A pro-Russian cyber group has claimed responsibility for a series of distributed denial-of-service (DDoS) attacks against UK public sector websites, including several local councils and the Association of Police and Crime Commissioners, in a coordinated three-day campaign.
The hacking collective, known as NoName057(16), announced the operation across social media platforms, stating it was retaliating against Britain’s support for Ukraine.
The group posted on X (formerly Twitter): “Britain is invested in the escalation of the [Ukraine] conflict, and we are disconnecting its resources.”
Limited Impact Despite High Claims
Despite bold claims of success, the impact of the attacks appears to have been limited. Councils in Blackburn with Darwen and Exeter reported no disruption to their websites, contrary to the hackers’ assertions.
Other allegedly affected entities, including Cardiff City Council, Harwich International Port, and the Association of Police and Crime Commissioners, declined to comment or were unavailable.
In instances where sites did become temporarily inaccessible due to a surge in traffic, services resumed within hours.

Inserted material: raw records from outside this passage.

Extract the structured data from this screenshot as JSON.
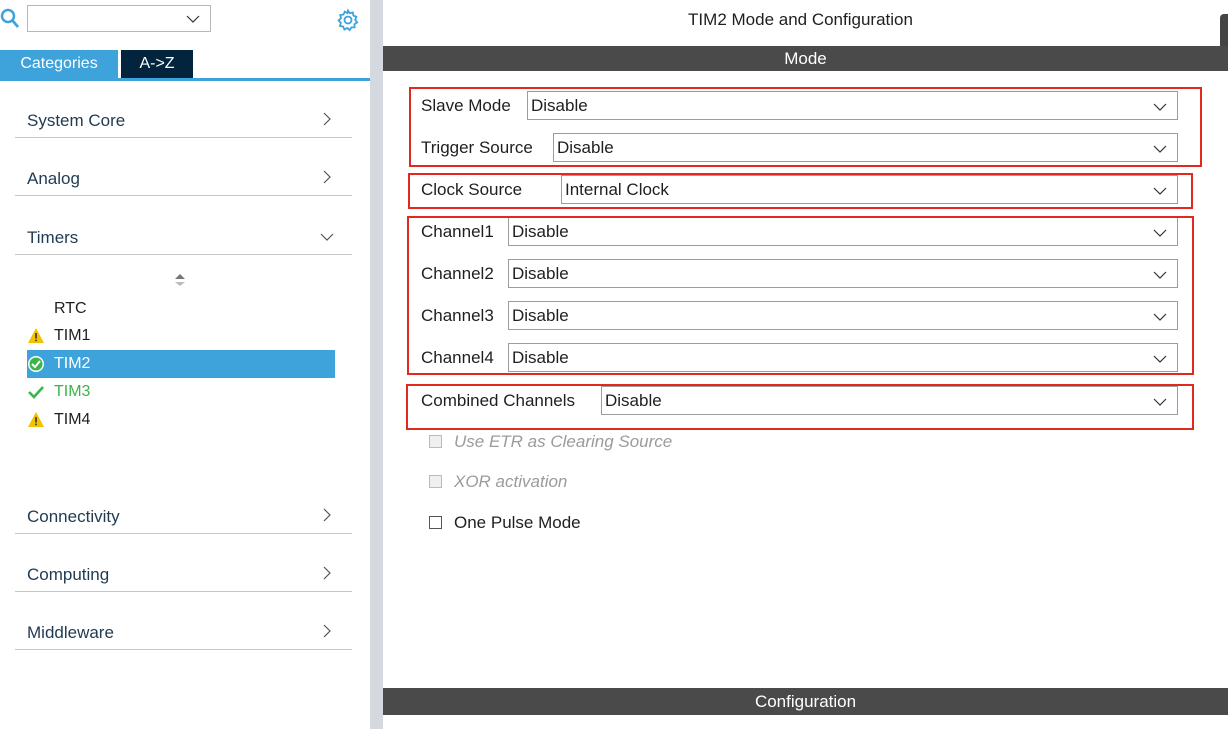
{
  "search": {
    "value": ""
  },
  "tabs": {
    "categories": "Categories",
    "az": "A->Z"
  },
  "categories": {
    "system_core": "System Core",
    "analog": "Analog",
    "timers": "Timers",
    "connectivity": "Connectivity",
    "computing": "Computing",
    "middleware": "Middleware"
  },
  "timers": [
    {
      "label": "RTC",
      "icon": "none",
      "state": "normal"
    },
    {
      "label": "TIM1",
      "icon": "warning-icon",
      "state": "normal"
    },
    {
      "label": "TIM2",
      "icon": "check-circle-icon",
      "state": "selected"
    },
    {
      "label": "TIM3",
      "icon": "check-icon",
      "state": "configured"
    },
    {
      "label": "TIM4",
      "icon": "warning-icon",
      "state": "normal"
    }
  ],
  "panel": {
    "title": "TIM2 Mode and Configuration",
    "mode_header": "Mode",
    "config_header": "Configuration"
  },
  "fields": {
    "slave_mode": {
      "label": "Slave Mode",
      "value": "Disable"
    },
    "trigger_source": {
      "label": "Trigger Source",
      "value": "Disable"
    },
    "clock_source": {
      "label": "Clock Source",
      "value": "Internal Clock"
    },
    "channel1": {
      "label": "Channel1",
      "value": "Disable"
    },
    "channel2": {
      "label": "Channel2",
      "value": "Disable"
    },
    "channel3": {
      "label": "Channel3",
      "value": "Disable"
    },
    "channel4": {
      "label": "Channel4",
      "value": "Disable"
    },
    "combined": {
      "label": "Combined Channels",
      "value": "Disable"
    }
  },
  "checkboxes": {
    "etr": {
      "label": "Use ETR as Clearing Source",
      "enabled": false,
      "checked": false
    },
    "xor": {
      "label": "XOR activation",
      "enabled": false,
      "checked": false
    },
    "one_pulse": {
      "label": "One Pulse Mode",
      "enabled": true,
      "checked": false
    }
  },
  "colors": {
    "accent": "#3ea2db",
    "dark_tab": "#02243c",
    "header_bar": "#4a4a4a",
    "highlight_box": "#e2281f",
    "warning": "#f2c200",
    "success": "#3bb54a"
  }
}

Arun District Council confirmed experiencing issues early Tuesday morning, stating that its website was fully operational again by 11:30am. “We are aware of the claims made on X and continue to investigate,” a council spokesperson said.
National Highways also reported being targeted but reassured the public that their site would return to normal functionality shortly.
Recurring Attacks, Minimal Damage
The recent incidents mirror a similar attack launched last October, which briefly disabled council websites without compromising any personal or sensitive data.
The National Cyber Security Centre (NCSC) said at the time that it had issued guidance to affected authorities.
“While DDoS attacks are relatively unsophisticated and low in impact, they can cause temporary disruption to public-facing services by overwhelming systems with traffic,” the NCSC noted.
A Persistent Threat from NoName057(16)
Since its emergence in 2022, NoName057(16) has repeatedly deployed DDoS attacks to disrupt government operations and media services across Ukraine, Europe, and the US. In early 2023, the group turned its attention to politics, targeting websites of presidential candidates in the Czech Republic.
UK Cyber Threats on the Rise
A report by cybersecurity firm Bridewell last summer found that 63% of government-related businesses had been victims of ransomware attacks within a 12-month period.
The National Audit Office further warned in January that cyber threats facing UK government bodies are “severe and advancing quickly.”
In response to a recent uptick in cyberattacks on major UK retailers—such as Marks & Spencer, the Co-op, and Harrods—the NCSC has issued updated guidance.
These breaches involved hackers impersonating IT support staff to reset passwords and bypass authentication systems.
The NCSC stated that investigations are ongoing: “It is too early to determine whether these incidents are linked or part of a coordinated campaign.”